My doubt arises from page 99, 101 of the book Quantum Computation and Quantum Information by Michael A.Nielson and Issac L.Chung.

Let {${p_{i}, | \psi_{i} \rangle }$} be an ensemble of pure states.

The density operator for this system can be defined by the equation:

$$\rho = \sum_{i} p_{i} |\psi_{i} \rangle \langle \psi_{i} |$$

On page 101, the author expressed the definition for a density operator like

$$\rho = \sum_{i} \lambda_{i} |\psi_{i} \rangle \langle \psi_{i} |$$

where $\lambda_{i}$ are the eigenvalues of the eigenstate $|\psi_{i} \rangle$.

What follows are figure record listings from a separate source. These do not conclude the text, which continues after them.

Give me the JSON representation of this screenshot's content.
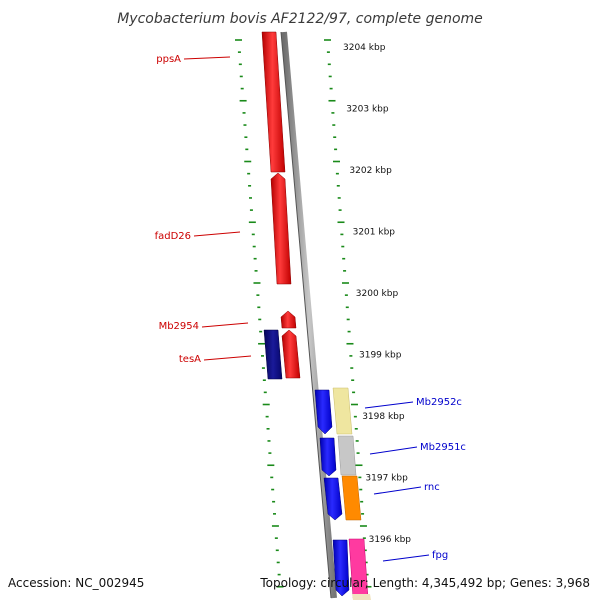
{
  "title": "Mycobacterium bovis AF2122/97, complete genome",
  "footer": {
    "accession": "Accession: NC_002945",
    "summary": "Topology: circular; Length: 4,345,492 bp; Genes: 3,968"
  },
  "ruler": {
    "labels": [
      "3204 kbp",
      "3203 kbp",
      "3202 kbp",
      "3201 kbp",
      "3200 kbp",
      "3199 kbp",
      "3198 kbp",
      "3197 kbp",
      "3196 kbp"
    ]
  },
  "gene_labels": [
    {
      "name": "ppsA",
      "strand": "forward"
    },
    {
      "name": "fadD26",
      "strand": "forward"
    },
    {
      "name": "Mb2954",
      "strand": "forward"
    },
    {
      "name": "tesA",
      "strand": "forward"
    },
    {
      "name": "Mb2952c",
      "strand": "reverse"
    },
    {
      "name": "Mb2951c",
      "strand": "reverse"
    },
    {
      "name": "rnc",
      "strand": "reverse"
    },
    {
      "name": "fpg",
      "strand": "reverse"
    }
  ],
  "colors": {
    "forward_label": "#cc0000",
    "reverse_label": "#0000cc",
    "forward_gene": "#ff0000",
    "forward_gene_dark": "#0a0a80",
    "reverse_gene": "#0000ff",
    "tick": "#1a8a1a",
    "backbone": "#8a8a8a"
  }
}
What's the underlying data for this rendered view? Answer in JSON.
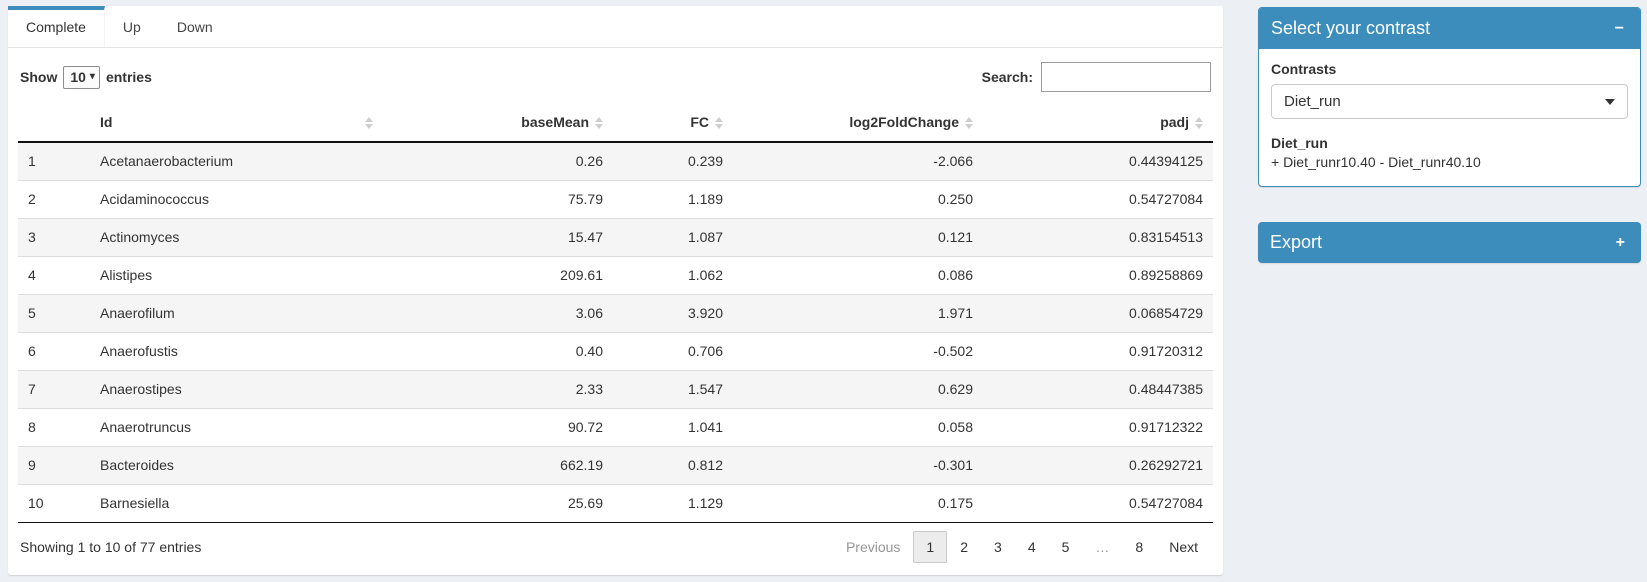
{
  "colors": {
    "accent": "#3c8dbc",
    "page_bg": "#ecf0f5"
  },
  "icons": {
    "select_caret": "▾"
  },
  "tabs": {
    "complete": "Complete",
    "up": "Up",
    "down": "Down"
  },
  "controls": {
    "show_label": "Show",
    "page_length": "10",
    "entries_label": "entries",
    "search_label": "Search:",
    "search_value": ""
  },
  "table": {
    "headers": {
      "id": "Id",
      "base_mean": "baseMean",
      "fc": "FC",
      "log2fc": "log2FoldChange",
      "padj": "padj"
    },
    "rows": [
      {
        "num": "1",
        "id": "Acetanaerobacterium",
        "base_mean": "0.26",
        "fc": "0.239",
        "log2fc": "-2.066",
        "padj": "0.44394125"
      },
      {
        "num": "2",
        "id": "Acidaminococcus",
        "base_mean": "75.79",
        "fc": "1.189",
        "log2fc": "0.250",
        "padj": "0.54727084"
      },
      {
        "num": "3",
        "id": "Actinomyces",
        "base_mean": "15.47",
        "fc": "1.087",
        "log2fc": "0.121",
        "padj": "0.83154513"
      },
      {
        "num": "4",
        "id": "Alistipes",
        "base_mean": "209.61",
        "fc": "1.062",
        "log2fc": "0.086",
        "padj": "0.89258869"
      },
      {
        "num": "5",
        "id": "Anaerofilum",
        "base_mean": "3.06",
        "fc": "3.920",
        "log2fc": "1.971",
        "padj": "0.06854729"
      },
      {
        "num": "6",
        "id": "Anaerofustis",
        "base_mean": "0.40",
        "fc": "0.706",
        "log2fc": "-0.502",
        "padj": "0.91720312"
      },
      {
        "num": "7",
        "id": "Anaerostipes",
        "base_mean": "2.33",
        "fc": "1.547",
        "log2fc": "0.629",
        "padj": "0.48447385"
      },
      {
        "num": "8",
        "id": "Anaerotruncus",
        "base_mean": "90.72",
        "fc": "1.041",
        "log2fc": "0.058",
        "padj": "0.91712322"
      },
      {
        "num": "9",
        "id": "Bacteroides",
        "base_mean": "662.19",
        "fc": "0.812",
        "log2fc": "-0.301",
        "padj": "0.26292721"
      },
      {
        "num": "10",
        "id": "Barnesiella",
        "base_mean": "25.69",
        "fc": "1.129",
        "log2fc": "0.175",
        "padj": "0.54727084"
      }
    ]
  },
  "footer": {
    "info": "Showing 1 to 10 of 77 entries",
    "previous": "Previous",
    "pages": [
      "1",
      "2",
      "3",
      "4",
      "5",
      "…",
      "8"
    ],
    "next": "Next"
  },
  "sidebar": {
    "contrast_box": {
      "title": "Select your contrast",
      "collapse_icon": "−",
      "contrasts_label": "Contrasts",
      "selected_contrast": "Diet_run",
      "contrast_name": "Diet_run",
      "contrast_detail": "+ Diet_runr10.40 - Diet_runr40.10"
    },
    "export_box": {
      "title": "Export",
      "expand_icon": "+"
    }
  }
}
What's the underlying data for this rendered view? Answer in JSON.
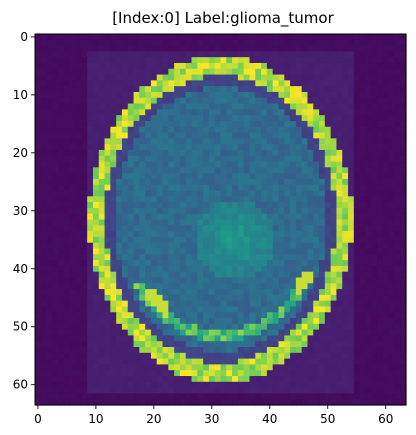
{
  "chart_data": {
    "type": "heatmap",
    "title": "[Index:0] Label:glioma_tumor",
    "xlabel": "",
    "ylabel": "",
    "colormap": "viridis",
    "image_size": [
      64,
      64
    ],
    "xlim": [
      -0.5,
      63.5
    ],
    "ylim": [
      63.5,
      -0.5
    ],
    "x_ticks": [
      0,
      10,
      20,
      30,
      40,
      50,
      60
    ],
    "y_ticks": [
      0,
      10,
      20,
      30,
      40,
      50,
      60
    ],
    "grid": false,
    "legend": "none",
    "content": {
      "background_level": 0.03,
      "scanner_frame_level": 0.1,
      "head_center": [
        31.5,
        31.5
      ],
      "skull_semi_axes": [
        21,
        26
      ],
      "skull_level": 0.85,
      "brain_level": 0.38,
      "tumor_region": {
        "center": [
          34,
          35
        ],
        "level": 0.62
      }
    }
  }
}
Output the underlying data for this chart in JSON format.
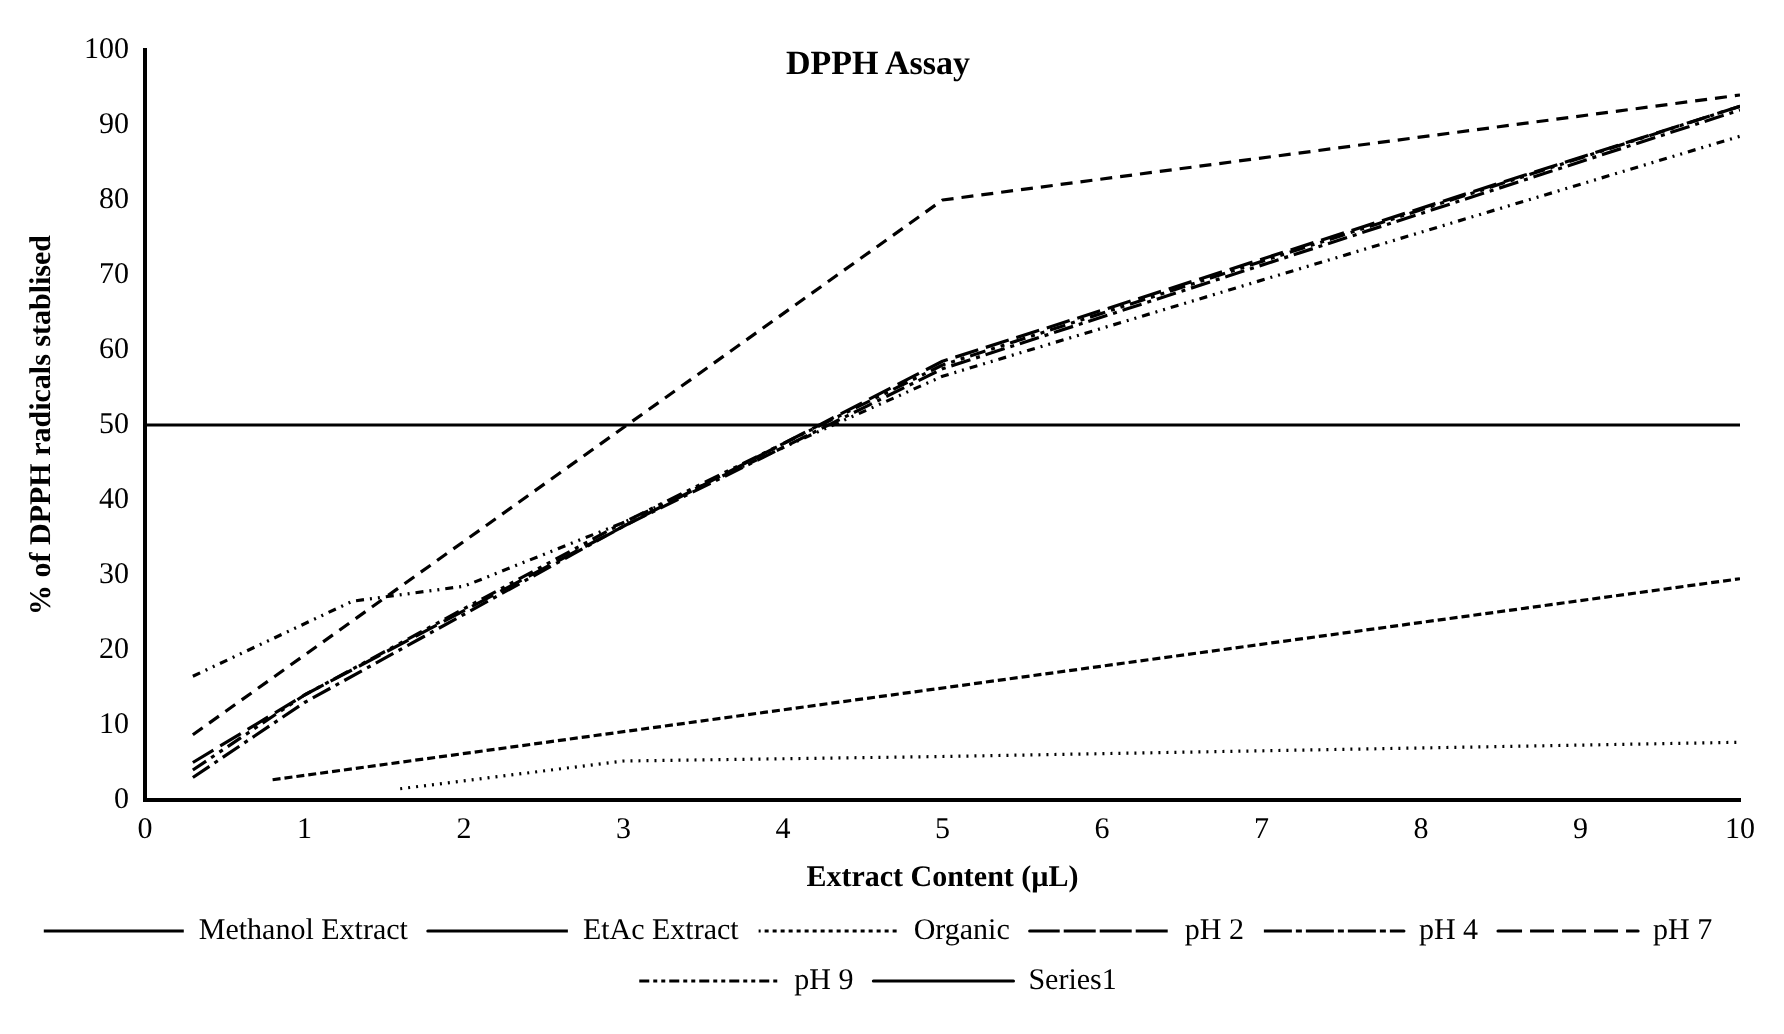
{
  "chart_data": {
    "type": "line",
    "title": "DPPH Assay",
    "xlabel": "Extract Content (µL)",
    "ylabel": "% of DPPH radicals stablised",
    "xlim": [
      0,
      10
    ],
    "xticks": [
      0,
      1,
      2,
      3,
      4,
      5,
      6,
      7,
      8,
      9,
      10
    ],
    "ylim": [
      0,
      100
    ],
    "yticks": [
      0,
      10,
      20,
      30,
      40,
      50,
      60,
      70,
      80,
      90,
      100
    ],
    "grid": false,
    "legend": "bottom",
    "marker": "none",
    "series": [
      {
        "name": "Methanol Extract",
        "color": "#000000",
        "line_style": "dashed",
        "x": [
          0.3,
          5,
          10
        ],
        "values": [
          8.7,
          80,
          94
        ]
      },
      {
        "name": "EtAc Extract",
        "color": "#000000",
        "line_style": "dashed",
        "x": [
          0.8,
          10
        ],
        "values": [
          2.7,
          29.5
        ]
      },
      {
        "name": "Organic",
        "color": "#000000",
        "line_style": "dotted",
        "x": [
          1.6,
          3,
          5,
          10
        ],
        "values": [
          1.5,
          5.2,
          5.8,
          7.7
        ]
      },
      {
        "name": "pH 2",
        "color": "#000000",
        "line_style": "dashed",
        "x": [
          0.3,
          1,
          3,
          5,
          10
        ],
        "values": [
          3,
          13,
          36.5,
          57.5,
          92
        ]
      },
      {
        "name": "pH 4",
        "color": "#000000",
        "line_style": "dashed",
        "x": [
          0.3,
          1,
          3,
          5,
          10
        ],
        "values": [
          4,
          14,
          37,
          58,
          92.5
        ]
      },
      {
        "name": "pH 7",
        "color": "#000000",
        "line_style": "dashed",
        "x": [
          0.3,
          1,
          3,
          5,
          10
        ],
        "values": [
          5,
          14,
          36.5,
          58.5,
          92.5
        ]
      },
      {
        "name": "pH 9",
        "color": "#000000",
        "line_style": "dashed",
        "x": [
          0.3,
          1.3,
          2,
          3,
          4,
          5,
          10
        ],
        "values": [
          16.5,
          26.5,
          28.5,
          37,
          47,
          56.5,
          88.5
        ]
      },
      {
        "name": "Series1",
        "color": "#000000",
        "line_style": "solid",
        "x": [
          0,
          10
        ],
        "values": [
          50,
          50
        ]
      }
    ]
  }
}
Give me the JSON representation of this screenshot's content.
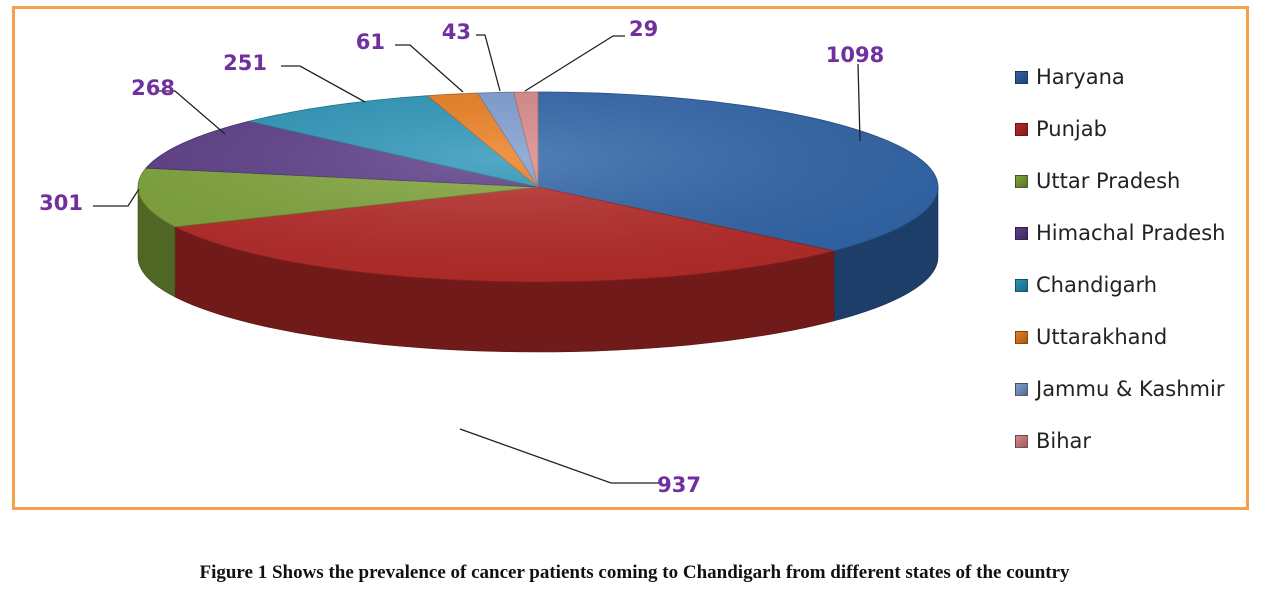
{
  "chart_data": {
    "type": "pie",
    "categories": [
      "Haryana",
      "Punjab",
      "Uttar Pradesh",
      "Himachal Pradesh",
      "Chandigarh",
      "Uttarakhand",
      "Jammu & Kashmir",
      "Bihar"
    ],
    "values": [
      1098,
      937,
      301,
      268,
      251,
      61,
      43,
      29
    ],
    "colors": [
      "#2f64a8",
      "#b52a28",
      "#7fa43a",
      "#5b3c87",
      "#2a95b8",
      "#ec7d1e",
      "#7d9dd0",
      "#d98888"
    ],
    "data_labels": [
      "1098",
      "937",
      "301",
      "268",
      "251",
      "61",
      "43",
      "29"
    ],
    "label_color": "#7030a0",
    "legend_placement": "right",
    "three_d": true
  },
  "caption": "Figure 1 Shows the prevalence of cancer patients coming to Chandigarh from different states of the country"
}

The only relevant knowledge I do have on hand is the fact that the square of eigenvalue $\lambda_{i}$ yields the probability $p_{i} = |\lambda_{i}|^{2}$ that the measurement outcome of an eigenstate $|\psi_{i} \rangle$ is $\lambda_{i}$. Can someone shed some light on this please?

Answer 1

The statement $\rho=\sum_ip_i|\psi_i\rangle\langle \psi_i|$ is a very general way of writing down the density matrix. It must be noted that if you are simply presented with the matrix $\rho$, there are many different ensembles $\{p_i,|\psi_i\rangle\}$ that correspond to that matrix. Critically, $\rho$ is Hermitian, meaning that it has a spectral decomposition. This guarantees that one way of writing it (indeed, the one using the minimal number of terms) is in terms of the eigenvalues and eigenvectors $\{\lambda_i,|\phi_i\rangle\}$ (I've used $\phi$ here for the eigenvectors to distinguish from the general case of arbitrary vectors $\psi$).